- Born: December 2, 1792 near Nashville, Tennessee
- Died: May 14, 1832 (aged 39) present-day Stillman Valley, Illinois
- Allegiance: United States of America
- Branch: Illinois Militia
- Service years: 1832
- Rank: Captain
- Unit: 5th Regiment, Brigade of Mounted Volunteers
- Commands: Tazewell County, Illinois company
- Conflicts: Black Hawk War Battle of Stillman's Run;

= John Giles Adams =

American officer (1792–1832)

John Giles Adams (December 2, 1792 – May 14, 1832) was a cavalry officer in the Illinois Militia during the Black Hawk War of 1832. He was born in Nashville, Tennessee and came to Illinois in 1828, eventually marrying and fathering eight children. Adams served as captain in a militia company of more than 50 mounted volunteers who were mustered into service on April 17, 1832 following the onset of the war. Adams' company saw action in the disastrous militia defeat at Stillman's Run on May 14. Adams and several members of his company were killed while making a stand upon a hillside near the main militia camp.

==Early life==
John Giles Adams was born in or near Nashville, Tennessee on December 2, 1792. He came to Illinois in 1828 via oxen team and built a log cabin near Atlanta, Illinois.
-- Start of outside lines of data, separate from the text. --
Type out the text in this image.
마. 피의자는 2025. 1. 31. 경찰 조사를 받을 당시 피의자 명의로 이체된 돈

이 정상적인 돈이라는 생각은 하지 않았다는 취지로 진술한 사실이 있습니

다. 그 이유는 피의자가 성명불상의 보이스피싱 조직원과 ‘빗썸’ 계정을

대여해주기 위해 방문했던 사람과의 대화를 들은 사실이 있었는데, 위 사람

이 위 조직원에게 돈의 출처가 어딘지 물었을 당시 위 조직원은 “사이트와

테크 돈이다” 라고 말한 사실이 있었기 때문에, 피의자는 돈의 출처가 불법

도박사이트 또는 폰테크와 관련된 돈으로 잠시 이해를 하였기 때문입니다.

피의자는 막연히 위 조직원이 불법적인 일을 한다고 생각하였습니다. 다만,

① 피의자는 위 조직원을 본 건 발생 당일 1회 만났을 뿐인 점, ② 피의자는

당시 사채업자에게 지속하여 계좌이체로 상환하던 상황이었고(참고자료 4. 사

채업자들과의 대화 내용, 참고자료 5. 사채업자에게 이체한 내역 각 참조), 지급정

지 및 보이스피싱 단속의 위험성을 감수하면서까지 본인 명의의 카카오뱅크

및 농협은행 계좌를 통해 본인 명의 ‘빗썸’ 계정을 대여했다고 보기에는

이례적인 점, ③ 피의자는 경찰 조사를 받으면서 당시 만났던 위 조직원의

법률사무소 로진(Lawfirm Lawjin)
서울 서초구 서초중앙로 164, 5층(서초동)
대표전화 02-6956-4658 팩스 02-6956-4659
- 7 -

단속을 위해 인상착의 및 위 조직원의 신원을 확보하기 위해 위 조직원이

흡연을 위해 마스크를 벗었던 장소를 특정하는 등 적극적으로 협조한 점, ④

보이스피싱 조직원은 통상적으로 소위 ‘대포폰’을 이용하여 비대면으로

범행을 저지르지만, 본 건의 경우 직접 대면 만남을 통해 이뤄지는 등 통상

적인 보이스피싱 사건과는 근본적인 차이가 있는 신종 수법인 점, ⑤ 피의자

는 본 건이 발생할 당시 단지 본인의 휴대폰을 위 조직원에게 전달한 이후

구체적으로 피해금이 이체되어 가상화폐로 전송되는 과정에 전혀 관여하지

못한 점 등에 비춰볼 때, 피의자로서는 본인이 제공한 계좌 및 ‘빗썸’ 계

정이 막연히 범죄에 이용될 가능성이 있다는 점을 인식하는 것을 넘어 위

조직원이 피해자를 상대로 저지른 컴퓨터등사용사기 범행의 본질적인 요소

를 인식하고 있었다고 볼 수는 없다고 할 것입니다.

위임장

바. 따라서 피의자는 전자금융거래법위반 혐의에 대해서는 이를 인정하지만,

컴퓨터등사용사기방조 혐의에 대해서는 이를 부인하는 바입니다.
He eventually married and had four sons and four daughters, who were left in their mother's care upon his death. Prior to the outbreak of the Black Hawk War, Adams made his residence in Pekin.

==Militia service==
John G. Adams was captain of a company that included 59 other "mounted volunteers" from Pekin. The company was mustered into service for the Black Hawk War on April 17, 1832. Adams' group was part of the 5th Regiment commanded by Colonel James Johnson, which was in turn under the auspices of the Brigade of Mounted Volunteers and Brigadier General Samuel Whiteside. Including Adams, the company suffered four killed in action during the Battle of Stillman's Run on May 14, 1832; two other members of the company deserted two days after Stillman's Run. The battle was the first engagement of the 1832 Black Hawk War, and resulted in an embarrassing defeat for the Illinois Militia under Major Isaiah Stillman. The rest of the Adams' company was released from service on May 17, 1832.

==Death==
Captain Adams left Dixon's Ferry for Old Man's Creek, in command of his company, early on May 13, 1832. He was under the command of Major David Bailey, who was accompanied by two other companies. In addition, they were with Major Isaiah Stillman's three company command. The total militia force leaving Dixon's Ferry was around 275.
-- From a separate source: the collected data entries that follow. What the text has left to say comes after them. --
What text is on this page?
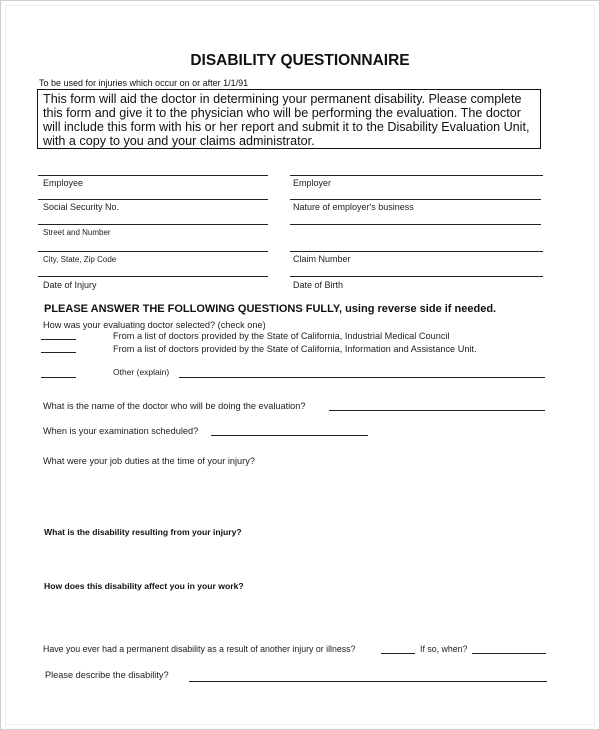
DISABILITY QUESTIONNAIRE
To be used for injuries which occur on or after 1/1/91
This form will aid the doctor in determining your permanent disability. Please complete this form and give it to the physician who will be performing the evaluation. The doctor will include this form with his or her report and submit it to the Disability Evaluation Unit, with a copy to you and your claims administrator.
Employee
Social Security No.
Street and Number
City, State, Zip Code
Date of Injury
Employer
Nature of employer's business
Claim Number
Date of Birth
PLEASE ANSWER THE FOLLOWING QUESTIONS FULLY, using reverse side if needed.
How was your evaluating doctor selected? (check one)
From a list of doctors provided by the State of California, Industrial Medical Council
From a list of doctors provided by the State of California, Information and Assistance Unit.
Other (explain)
What is the name of the doctor who will be doing the evaluation?
When is your examination scheduled?
What were your job duties at the time of your injury?
What is the disability resulting from your injury?
How does this disability affect you in your work?
Have you ever had a permanent disability as a result of another injury or illness?	If so, when?
Please describe the disability?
During an important moment in the disorganized battle at Stillman's Run, while much of the rest of the force fled in terror, Adams compiled a rear-guard element and took a position on a slight hill south of the main militia camp. Frank Stevens described Adams' death in his 1903 book The Black Hawk War:

As the troops came headlong on, Captain Adams, than whom [sic] no braver man ever lived, attempted to make a stand with a handful of companions upon the brow of the hill which lies about half a mile to the south of the creek, to cover the retreat of the fugitives. Darkness was upon them and they had no reason to believe that less than the full force of 800 was upon them, yet they stood their ground to sell their lives as dearly as possible to save those who by the delay might reach points of safety.

The moonlight was only sufficient to confuse the panic-stricken troops still more, and in that heroic fight unto death which Captain Adams and his men made, he scarcely knew whether he was fighting friend or foe. In the gloaming the conflict went on, and in the darkness of the night, while the scattering forces were safely fleeing on to Dixon's Ferry, Captain Adams and his little band fell one by one, until the last man bit the dust, and then a scene of malignant deviltry almost incredible was perpetrated. -Stevens, 1903

The Hon. John A. Atwood declared at a 1904 meeting of the Ogle County Old Settlers' Association that Adams' bravery was comparable to that of George Armstrong Custer at Little Big Horn. At least one writer, however, has asserted that Adams' death was at the hands of his own men as he tried to organize them for battle. Adams' wife died in 1871 and all eight of his children were dead by 1899.